Gives this surprising error:

point.c2:44:5: error: invalid operands to binary expression ('point.Point' and 'char*')
    *s = 'a';
    ^

I'll go back to the drawing board and change the way initlists are parsed in assignment expressions.

Jun 16 '25 08:06 chqrlie

I would prefer to keep patches as small as possible, since reviewing smaller ones is a lot easier... So a complete overhaul of the expr parsing would probably be too much..

Jun 16 '25 10:06 bvdberg

I would prefer to keep patches as small as possible, since reviewing smaller ones is a lot easier... So a complete overhaul of the expr parsing would probably be too much..

I just fixed these issues with minimal changes and more explicit error messages :)

Jun 16 '25 11:06 chqrlie

Many semicolon issues seems to pop up on this branch.

(global) Point p = { 1, 2 } ; // should be error

(in function) Point p = { 1, 2 }; // should be error p = {1,2 }; // should be error

Maybe you could also modify the branch in a 2nd commit, that way it's easier to see what changed for me..

The Tokenizer.charAt() is really nasty, since it breaks the clean interface of tokens... I'll see if I can find a nice solution. Update: I pushed a solution to branch initlists (on top of your branch). Update 2: it's still possible to find corner cases, maybe we need to change the rules, so that any initlist is not followed by a semi-colon and these Init-list Expr are?

return { 2, 3 };
return g_point = { 2, 3 };

or

return { 2, 3 }
return g_point = { 2, 3 }

Jun 16 '25 17:06 bvdberg

I missed your last message before pushing my latest version. Let me merge your changes and rework this.

Jun 17 '25 09:06 chqrlie

The Tokenizer.charAt() is really nasty, since it breaks the clean interface of tokens... I'll see if I can find a nice solution.

A cleaner solution is to store the kind of the last token in the Parser object and test that.

Jun 17 '25 09:06 chqrlie

The Tokenizer.charAt() is really nasty, since it breaks the clean interface of tokens... I'll see if I can find a nice solution.

A cleaner solution is to store the kind of the last token in the Parser object and test that.

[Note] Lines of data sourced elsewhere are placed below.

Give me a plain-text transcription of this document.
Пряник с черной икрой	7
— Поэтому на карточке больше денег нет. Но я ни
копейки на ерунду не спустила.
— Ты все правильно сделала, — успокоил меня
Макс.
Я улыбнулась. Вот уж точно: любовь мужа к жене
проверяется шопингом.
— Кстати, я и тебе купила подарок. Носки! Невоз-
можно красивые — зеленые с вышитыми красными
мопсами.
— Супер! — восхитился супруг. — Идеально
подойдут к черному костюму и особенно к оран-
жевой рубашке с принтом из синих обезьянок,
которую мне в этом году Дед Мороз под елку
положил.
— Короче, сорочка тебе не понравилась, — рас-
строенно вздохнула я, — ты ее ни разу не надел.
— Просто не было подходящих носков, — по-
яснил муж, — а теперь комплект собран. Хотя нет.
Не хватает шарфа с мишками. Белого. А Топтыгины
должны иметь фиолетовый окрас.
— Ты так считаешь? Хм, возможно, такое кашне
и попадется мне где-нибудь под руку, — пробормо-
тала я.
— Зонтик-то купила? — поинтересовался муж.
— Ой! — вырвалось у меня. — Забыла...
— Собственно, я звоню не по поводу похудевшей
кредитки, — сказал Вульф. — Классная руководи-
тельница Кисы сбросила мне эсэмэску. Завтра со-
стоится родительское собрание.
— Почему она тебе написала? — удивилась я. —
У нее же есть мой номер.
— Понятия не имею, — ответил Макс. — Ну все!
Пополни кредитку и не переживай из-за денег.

yes, but that would mean storing the last one for every token... way too slow IMHO..

Jun 17 '25 09:06 bvdberg

The Tokenizer.charAt() is really nasty, since it breaks the clean interface of tokens... I'll see if I can find a nice solution.

A cleaner solution is to store the kind of the last token in the Parser object and test that.

yes, but that would mean storing the last one for every token... way too slow IMHO..

We already compute p.prev_loc = p.tok.loc + p.tok.len for every token. Storing the first 64-bits of the last token or even the full token might not be that expensive. Only testing can show one way or another.

Jun 17 '25 09:06 chqrlie

Maybe you could also modify the branch in a 2nd commit, that way it's easier to see what changed for me..

I rebased the branch on the latest master. I just pushed a patch to produce a more explicit error message for redundant trailing semicolon: if the ; appears just after the last token (RBrace if not need_semi) then the error message becomes semicolon is not accepted after initializerinstead ofexpected expression` which is somewhat puzzling.

I still think that these redundant semicolons should just be accepted and ignored though.

Jun 18 '25 05:06 chqrlie

Yes, changes in a new commit are much easier to follow for me. I think the new error message is indeed an improvement.

Language wise, i prefer to keep the variations in syntax minimal. So making semicolons optional is not good then. Either they are required or forbidden. I think allowing semicolons after all statements is ok. This does create a small difference with globals (where they are forbidden). That is the price of the init-list in expressions.

Jun 18 '25 06:06 bvdberg

Language wise, i prefer to keep the variations in syntax minimal. So making semicolons optional is not good then. Either they are required or forbidden. I think allowing semicolons after all statements is ok. This does create a small difference with globals (where they are forbidden). That is the price of the init-list in expressions.

I agree. This would definitely simplify the parser since need_semi would no longer be needed (in most places, possibly all).

Jun 18 '25 07:06 chqrlie

Language wise, i prefer to keep the variations in syntax minimal. So making semicolons optional is not good then. Either they are required or forbidden. I think allowing semicolons after all statements is ok. This does create a small difference with globals (where they are forbidden). That is the price of the init-list in expressions.

I agree. This would definitely simplify the parser since need_semi would no longer be needed (in most places, possibly all).

ok lets make it so. Shall I change it on top of your commit or will you?

Jun 18 '25 07:06 bvdberg

Language wise, i prefer to keep the variations in syntax minimal. So making semicolons optional is not good then. Either they are required or forbidden. I think allowing semicolons after all statements is ok. This does create a small difference with globals (where they are forbidden). That is the price of the init-list in expressions.

I agree. This would definitely simplify the parser since need_semi would no longer be needed (in most places, possibly all).

ok lets make it so. Shall I change it on top of your commit or will you?

I'll give it a try.

Jun 18 '25 07:06 chqrlie

ok lets make it so. Shall I change it on top of your commit or will you?

I'll give it a try.

Well this is a non trivial change: requiring the ; in statements, as opposed to struct definitions would require a double bootstrap. We would first need to accept the semicolon, then bootstrap, then we can require it and add the missing ones, then bootstrap again later (not immediately required).

Let's be more precise: in which statements would the trailing semicolon be required?

struct definitions: no
global struct/array initializers: yes/no?
incremental struct/array additions: yes/no?
local struct/array initializers: yes
struct/array assignments: yes
returning struct/array: yes

Jun 18 '25 07:06 chqrlie

I pushed a patch to make the semicolons optional so you can bootstrap.

Jun 18 '25 13:06 chqrlie

merged!

Jun 20 '25 05:06 bvdberg